The objectives of this study were to quantify in vitro the Bisphenol A (BPA) release from 5 orthodontic composites and to assess in vivo the BPA level in patients' saliva and urine after bracket bonding with an orthodontic adhesive system.Methods:
For the in-vitro portion of this study, 5 orthodontic composites were evaluated: Eagle Spectrum (American Orthodontics, Sheboygan, Wis), Enlight (Ormco, Orange, Calif), Light Bond (Reliance Orthodontic Products, Itasca, Ill), Mono Lok II (Rocky Mountain Orthodontics, Denver, Colo), and Transbond XT (3M Unitek, Monrovia, Calif). Simulating intraoral conditions, the specimens were immersed in a water/ethanol solution, and the BPA (ng.g−1) liberation was measured after 30 minutes, 24 hours, 1 day, 1 week, and 1 month by the gas chromatography system coupled with mass spectrometry. Twenty patients indicated for fixed orthodontic treatment participated in the in-vivo study. Saliva samples were collected before bracket bonding and then 30 minutes, 24 hours, 1 day, 1 week, and 1 month after bonding the brackets.
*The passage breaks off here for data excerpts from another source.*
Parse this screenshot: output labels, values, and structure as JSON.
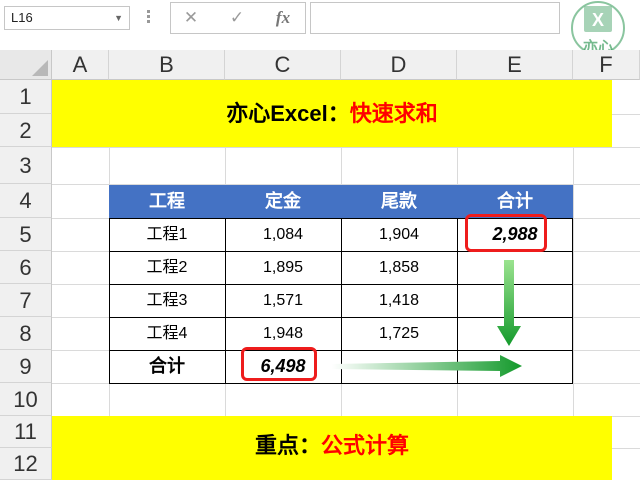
{
  "formula_bar": {
    "name_box": "L16",
    "cancel_icon": "cancel-icon",
    "confirm_icon": "check-icon",
    "fx_label": "fx",
    "formula": ""
  },
  "logo": {
    "top_text": "X",
    "bottom_text": "亦心",
    "color": "#3c9e5f"
  },
  "columns": [
    "A",
    "B",
    "C",
    "D",
    "E",
    "F"
  ],
  "rows": [
    "1",
    "2",
    "3",
    "4",
    "5",
    "6",
    "7",
    "8",
    "9",
    "10",
    "11",
    "12"
  ],
  "title": {
    "black": "亦心Excel：",
    "red": "快速求和"
  },
  "table": {
    "headers": [
      "工程",
      "定金",
      "尾款",
      "合计"
    ],
    "rows": [
      [
        "工程1",
        "1,084",
        "1,904",
        "2,988"
      ],
      [
        "工程2",
        "1,895",
        "1,858",
        ""
      ],
      [
        "工程3",
        "1,571",
        "1,418",
        ""
      ],
      [
        "工程4",
        "1,948",
        "1,725",
        ""
      ]
    ],
    "total_label": "合计",
    "total_value": "6,498"
  },
  "footer": {
    "black": "重点：",
    "red": "公式计算"
  },
  "colors": {
    "yellow": "#ffff00",
    "header_blue": "#4472c4",
    "callout_red": "#ee1c1c",
    "arrow_green": "#20a030"
  }
}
Urine samples were collected before bonding and then at 1 day, 1 week, and 1 month after bonding. The results were analyzed statistically using analysis of variance and Tukey posttest, with a significance level of 5%.Results:
All composites evaluated in vitro released small amounts of BPA. Enlight composite showed the greatest release, at 1 month. Regarding the in-vivo study, the mean BPA level in saliva increased significantly only at 30 minutes after bonding in comparison with measurements recorded before bonding.Conclusions:
All orthodontic composites released BPA in vitro. Enlight and Light Bond had, respectively, the highest and lowest BPA releases in vitro. The in-vivo experiment showed that bracket bonding with the Transbond XT orthodontic adhesive system resulted in increased BPA levels in saliva and urine. The levels were significant but still lower than the reference dose for daily ingestion.